What I Read the Week of November 4

“Politics, Pollsters, and Fox News: Don’t Create a ‘Conservative’ Set of Facts” by Ed Stetzer — If you happen to be on the left and would like to see the point driven home more fiercely, read the articles on Slate, the Atlantic or New York magazine. But if you’re on the right, Stetzer makes the same point much more gently, and it’s an important point to concede. All those loud proclamations that the polls were wrong, except the ones that looked good for Mitt Romney, and the predictions all the way to the end that Romney would win big — well, we all know the end of the story now. It was about as bad a night for Republican candidates as they could have had. Now it feels like conservatives have to start from scratch in some ways. I hope positive lessons are learned, and I especially hope our divided government can get something done in the next few years.

“In Defense of Cinderella: The Dress” by Diane Vincent, The Scriptorium (Patheos blog) — When I saw Disney’s animated version of the Cinderella story again recently, I discovered new things to appreciate about it. It’s a movie that’s easy to underestimate, depending on the expectations we bring to it. What I love about this article is that the author expresses some very important details in the movie that I hadn’t fully considered before. Some of the morals in the story are plain to see, but others take some concentration to spot. That’s what makes the movie worth revisiting.

“The Nature of Fun: David Foster Wallace on Why Writers Write” by Maria Popova, Brain Pickings — “The Nature of Fun” is the name of a Wallace essay that can be found in the just-published collection Both Flesh and Not. Popova summarizes the essay and provides some long quotations from it. Those quotes are fantastic, providing a great picture of the process a writer goes through to improve. First, we write for ourselves; second, to be liked by others; and finally, to communicate something deep and true from within ourselves that others will be able to appreciate. Anyway, he puts it better than I just did.

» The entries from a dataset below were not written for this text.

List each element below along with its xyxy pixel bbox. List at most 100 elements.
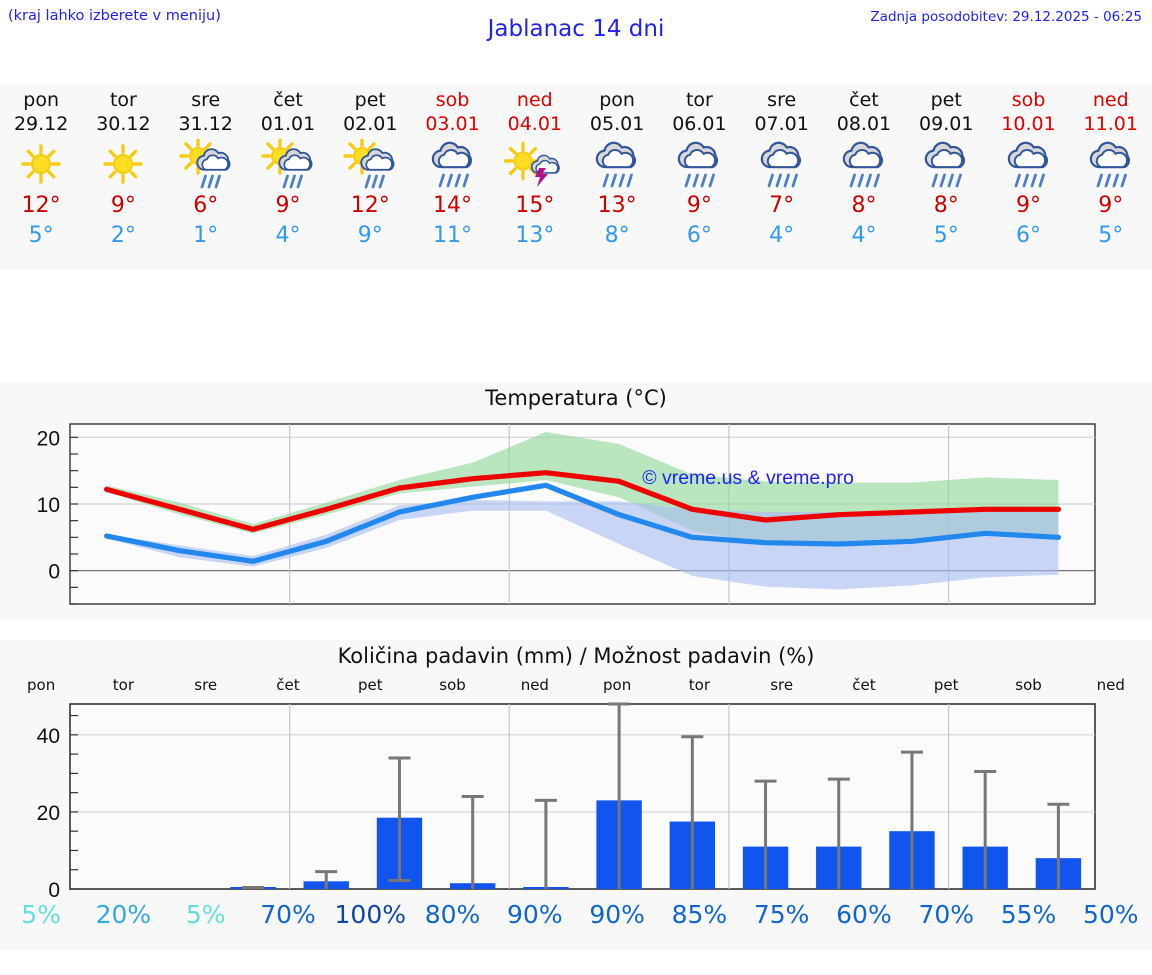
forecast-day-7[interactable]: ned 04.01 15° 13°: [494, 84, 576, 269]
precipitation-error-bar: [900, 750, 923, 889]
day-of-week-label: pon: [599, 89, 635, 111]
precipitation-error-bar: [754, 779, 777, 889]
min-temperature-label: 4°: [275, 223, 301, 248]
forecast-day-6[interactable]: sob 03.01 14° 11°: [411, 84, 493, 269]
precipitation-probability-label: 55%: [1000, 900, 1057, 929]
day-date-label: 10.01: [1001, 113, 1056, 135]
forecast-day-9[interactable]: tor 06.01 9° 6°: [658, 84, 740, 269]
min-temperature-label: 13°: [515, 223, 555, 248]
precipitation-day-labels: pon tor sre čet pet sob ned pon tor sre čet pet sob n…: [0, 676, 1152, 698]
precip-day-label: pet: [933, 676, 959, 694]
day-date-label: 03.01: [425, 113, 480, 135]
min-temperature-label: 2°: [110, 223, 136, 248]
precipitation-probability-label: 50%: [1083, 900, 1139, 929]
precipitation-error-bar: [461, 795, 484, 889]
precipitation-error-bar: [242, 885, 265, 889]
cloud-rain-icon: [914, 139, 978, 191]
precip-day-label: čet: [852, 676, 876, 694]
day-of-week-label: čet: [273, 89, 303, 111]
sun-icon: [9, 139, 73, 191]
forecast-day-13[interactable]: sob 10.01 9° 6°: [987, 84, 1069, 269]
precip-day-label: pon: [27, 676, 56, 694]
precip-y-tick-label: 40: [37, 725, 60, 748]
forecast-day-11[interactable]: čet 08.01 8° 4°: [823, 84, 905, 269]
day-date-label: 01.01: [260, 113, 316, 135]
max-temperature-label: 9°: [1016, 193, 1042, 218]
max-temperature-label: 15°: [515, 193, 555, 218]
min-temperature-label: 11°: [433, 223, 473, 248]
sun-thunderstorm-icon: [503, 139, 567, 191]
max-temperature-label: 9°: [1098, 193, 1124, 218]
precipitation-error-bar: [608, 702, 631, 889]
forecast-day-1[interactable]: pon 29.12 12° 5°: [0, 84, 82, 269]
day-of-week-label: čet: [849, 89, 879, 111]
temperature-panel: Temperatura (°C) 0 10 20 © vreme.us & vreme…: [0, 382, 1152, 620]
day-of-week-label: pon: [23, 89, 59, 111]
day-date-label: 30.12: [96, 113, 151, 135]
precipitation-error-bar: [534, 798, 557, 889]
precipitation-error-bar: [974, 769, 997, 889]
precipitation-probability-label: 75%: [753, 900, 810, 929]
precip-day-label: pet: [357, 676, 383, 694]
precip-day-label: sre: [770, 676, 794, 694]
forecast-day-2[interactable]: tor 30.12 9° 2°: [82, 84, 164, 269]
day-date-label: 11.01: [1083, 113, 1138, 135]
day-date-label: 06.01: [672, 113, 727, 135]
cloud-rain-icon: [585, 139, 649, 191]
day-date-label: 09.01: [919, 113, 974, 135]
last-update-text: Zadnja posodobitev: 29.12.2025 - 06:25: [870, 9, 1142, 25]
max-temperature-label: 13°: [597, 193, 637, 218]
day-of-week-label: tor: [109, 89, 137, 111]
forecast-day-8[interactable]: pon 05.01 13° 8°: [576, 84, 658, 269]
day-of-week-label: ned: [516, 89, 553, 111]
temp-y-tick-label: 0: [48, 561, 60, 584]
max-temperature-label: 12°: [350, 193, 390, 218]
day-of-week-label: pet: [930, 89, 962, 111]
sun-rain-icon: [174, 139, 238, 191]
min-temperature-label: 5°: [933, 223, 959, 248]
day-date-label: 08.01: [836, 113, 892, 135]
temperature-line: [104, 470, 1061, 532]
precipitation-probability-label: 60%: [836, 900, 892, 929]
min-temperature-label: 5°: [28, 223, 54, 248]
precipitation-probability-label: 70%: [260, 900, 316, 929]
max-temperature-label: 14°: [433, 193, 473, 218]
min-temperature-label: 4°: [769, 223, 795, 248]
forecast-day-5[interactable]: pet 02.01 12° 9°: [329, 84, 411, 269]
precipitation-error-bar: [388, 756, 411, 883]
max-temperature-label: 7°: [769, 193, 795, 218]
cloud-rain-icon: [1079, 139, 1143, 191]
forecast-day-3[interactable]: sre 31.12 6° 1°: [165, 84, 247, 269]
precipitation-probability-label: 85%: [671, 900, 728, 929]
precipitation-probability-label: 90%: [507, 900, 563, 929]
precip-day-label: tor: [112, 676, 135, 694]
forecast-day-4[interactable]: čet 01.01 9° 4°: [247, 84, 329, 269]
forecast-day-10[interactable]: sre 07.01 7° 4°: [741, 84, 823, 269]
daily-forecast-strip: pon 29.12 12° 5° tor 30.12 9° 2° sre 31.12 6° 1° čet…: [0, 84, 1152, 269]
day-of-week-label: pet: [354, 89, 386, 111]
precipitation-probability-label: 70%: [918, 900, 975, 929]
precip-day-label: sob: [1015, 676, 1042, 694]
max-temperature-label: 9°: [110, 193, 136, 218]
forecast-day-14[interactable]: ned 11.01 9° 5°: [1070, 84, 1152, 269]
min-temperature-label: 5°: [1098, 223, 1124, 248]
precip-day-label: tor: [688, 676, 710, 694]
precipitation-error-bar: [1047, 802, 1070, 889]
day-date-label: 29.12: [13, 113, 69, 135]
precipitation-error-bar: [315, 870, 338, 889]
max-temperature-label: 6°: [193, 193, 219, 218]
max-temperature-label: 8°: [933, 193, 959, 218]
precip-day-label: pon: [603, 676, 632, 694]
max-temperature-label: 9°: [686, 193, 712, 218]
precip-y-tick-label: 20: [37, 802, 60, 825]
day-date-label: 07.01: [754, 113, 809, 135]
precipitation-probability-label: 100%: [334, 900, 406, 929]
min-temperature-label: 6°: [686, 223, 712, 248]
precip-day-label: čet: [276, 676, 300, 694]
precipitation-error-bar: [827, 777, 850, 889]
precip-day-label: sob: [439, 676, 466, 694]
precipitation-probability-row: 5% 20% 5% 70% 100% 80% 90% 90% 85% 75% 60% 70% 55% 50…: [0, 900, 1152, 940]
cloud-rain-icon: [832, 139, 896, 191]
forecast-day-12[interactable]: pet 09.01 8° 5°: [905, 84, 987, 269]
precip-day-label: ned: [520, 676, 549, 694]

“Faith in the Face of Destruction” by E.A. Carmean Jr., The Wall Street Journal — Superstorm Sandy devastated Breezy Point, a neighborhood in Queens, New York. But amid the wreckage, a statue of the Virgin Mary went untouched. In this article, Carmean takes a look at the history of other religious artifacts that have been considered indestructible or otherwise miraculous. Whatever else there is to say about them, some of them can very well be seen as symbols of hope in times of suffering.

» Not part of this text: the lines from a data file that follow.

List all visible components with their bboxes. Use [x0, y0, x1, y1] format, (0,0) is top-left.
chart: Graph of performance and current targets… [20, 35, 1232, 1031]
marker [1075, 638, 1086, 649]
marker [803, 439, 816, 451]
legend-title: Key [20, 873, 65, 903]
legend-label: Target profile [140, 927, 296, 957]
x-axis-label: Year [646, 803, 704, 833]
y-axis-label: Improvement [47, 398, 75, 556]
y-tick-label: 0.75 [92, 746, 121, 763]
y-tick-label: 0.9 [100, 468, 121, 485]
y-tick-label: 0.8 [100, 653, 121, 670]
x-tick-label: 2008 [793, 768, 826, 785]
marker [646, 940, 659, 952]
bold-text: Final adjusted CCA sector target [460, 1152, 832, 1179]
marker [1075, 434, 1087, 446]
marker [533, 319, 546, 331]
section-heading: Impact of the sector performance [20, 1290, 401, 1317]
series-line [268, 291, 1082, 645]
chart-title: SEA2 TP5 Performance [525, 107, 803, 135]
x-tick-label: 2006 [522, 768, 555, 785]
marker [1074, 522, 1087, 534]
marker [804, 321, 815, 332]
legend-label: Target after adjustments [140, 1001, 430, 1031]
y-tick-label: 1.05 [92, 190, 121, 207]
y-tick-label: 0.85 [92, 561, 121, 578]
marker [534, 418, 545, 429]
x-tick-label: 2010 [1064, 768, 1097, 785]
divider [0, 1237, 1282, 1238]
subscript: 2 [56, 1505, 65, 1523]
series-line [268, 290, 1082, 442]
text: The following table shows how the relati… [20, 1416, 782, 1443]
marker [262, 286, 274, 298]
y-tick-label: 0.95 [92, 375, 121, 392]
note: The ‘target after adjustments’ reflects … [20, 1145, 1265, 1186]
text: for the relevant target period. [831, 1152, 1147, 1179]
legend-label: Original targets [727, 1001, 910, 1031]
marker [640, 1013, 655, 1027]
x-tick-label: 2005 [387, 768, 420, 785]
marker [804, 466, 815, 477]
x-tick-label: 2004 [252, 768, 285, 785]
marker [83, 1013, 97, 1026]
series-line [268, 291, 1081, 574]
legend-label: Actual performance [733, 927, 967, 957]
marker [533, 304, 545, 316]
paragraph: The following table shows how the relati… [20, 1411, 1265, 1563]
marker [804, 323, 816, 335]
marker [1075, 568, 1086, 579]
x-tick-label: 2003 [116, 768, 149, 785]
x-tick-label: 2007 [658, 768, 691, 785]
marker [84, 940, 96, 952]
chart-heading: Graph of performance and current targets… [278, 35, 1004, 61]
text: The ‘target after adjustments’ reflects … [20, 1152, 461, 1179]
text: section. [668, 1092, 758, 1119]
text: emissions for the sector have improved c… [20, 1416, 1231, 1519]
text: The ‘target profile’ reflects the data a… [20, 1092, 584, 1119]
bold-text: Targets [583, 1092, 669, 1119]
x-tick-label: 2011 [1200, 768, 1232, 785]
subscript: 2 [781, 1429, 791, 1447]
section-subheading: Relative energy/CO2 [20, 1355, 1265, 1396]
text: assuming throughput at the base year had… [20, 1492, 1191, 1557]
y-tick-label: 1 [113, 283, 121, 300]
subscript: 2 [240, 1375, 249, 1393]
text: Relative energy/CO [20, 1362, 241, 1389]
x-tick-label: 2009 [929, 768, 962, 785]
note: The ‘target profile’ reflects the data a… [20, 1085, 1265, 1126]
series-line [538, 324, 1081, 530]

“Losing It At the Movies with Film Crit Hulk” by Thomas Houston, The Verge — Film Crit Hulk is rapidly becoming one of my absolute favorite film writers, a critic of formidable intelligence and knowledge tempered by a transparent love for cinema. And, yes indeed, I’m talking about the same Film Crit Hulk who writes about movies as — the Hulk, all-caps and everything. This is a very illuminating interview if you want to learn more about Film Crit Hulk’s personal history, and the purpose behind the persona.

“Death by Amnesia, or How French Cinema Culture Can Save Us All” by Ian Grey, Press Play (Indiewire blog) — Partly as a response to recent discussions about the “death of cinema” or the “death of movie culture,” Grey discusses the reverence for film history that he found in Paris. He convinces me I need to see Paris, and sooner rather than later. He also discusses how the French essentially invented the movies and bemoans American culture’s general disdain for history. As an American it’s easy for me to take a myopic view on many subjects, worrying that if something doesn’t happen here, it can’t happen anywhere again. But there’s a whole world out there, and it continues to spin no matter what changes in my little corner of it.

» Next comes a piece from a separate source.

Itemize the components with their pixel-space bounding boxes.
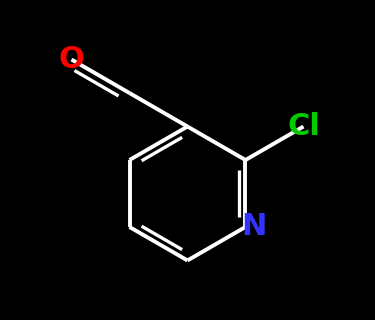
Text: N: N (241, 212, 266, 242)
Text: Cl: Cl (287, 112, 320, 141)
Text: O: O (58, 45, 84, 74)
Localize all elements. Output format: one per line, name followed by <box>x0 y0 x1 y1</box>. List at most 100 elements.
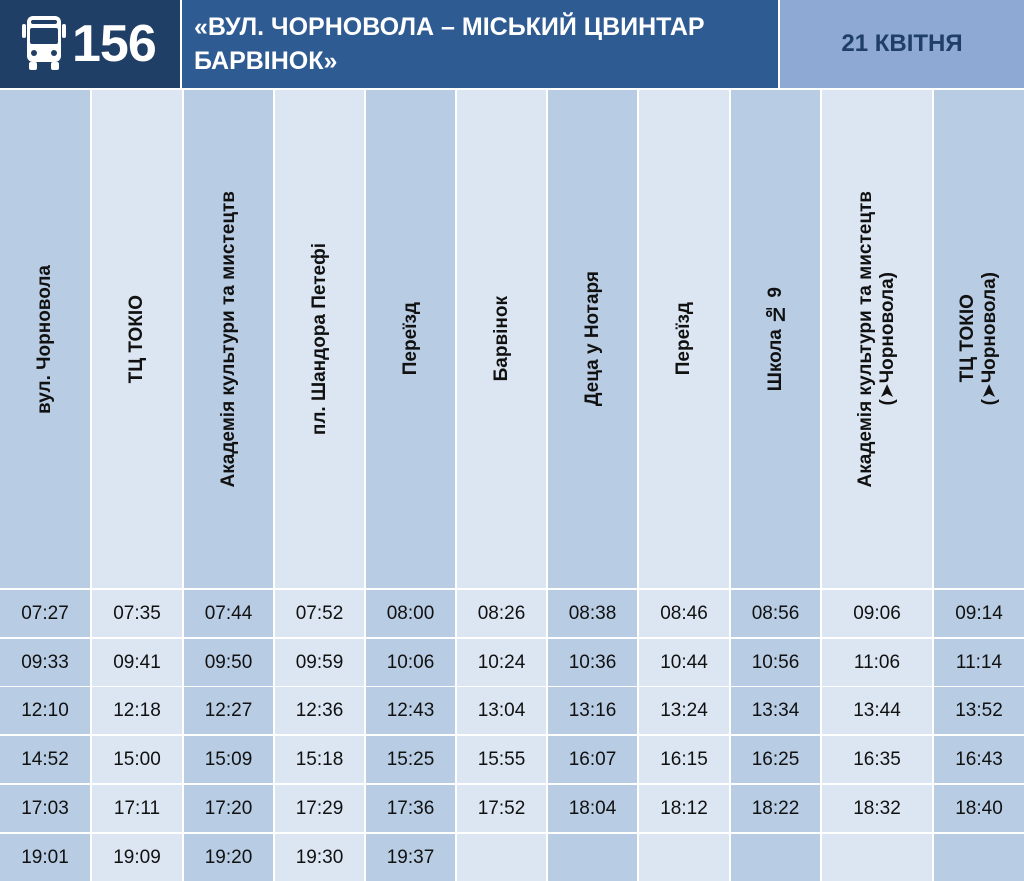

“The Boy They Couldn’t Kill” by Thomas Lake, Sports Illustrated — This is a story worth sharing and talking about, a story that needs to be remembered. I would recommend keeping tissues nearby. The best writing in Sports Illustrated has always been top-notch, and Lake tells the story of Saundra and Chancellor Lee Adams with grace, compassion, and wonder in the face of true forgiveness. This is beautiful.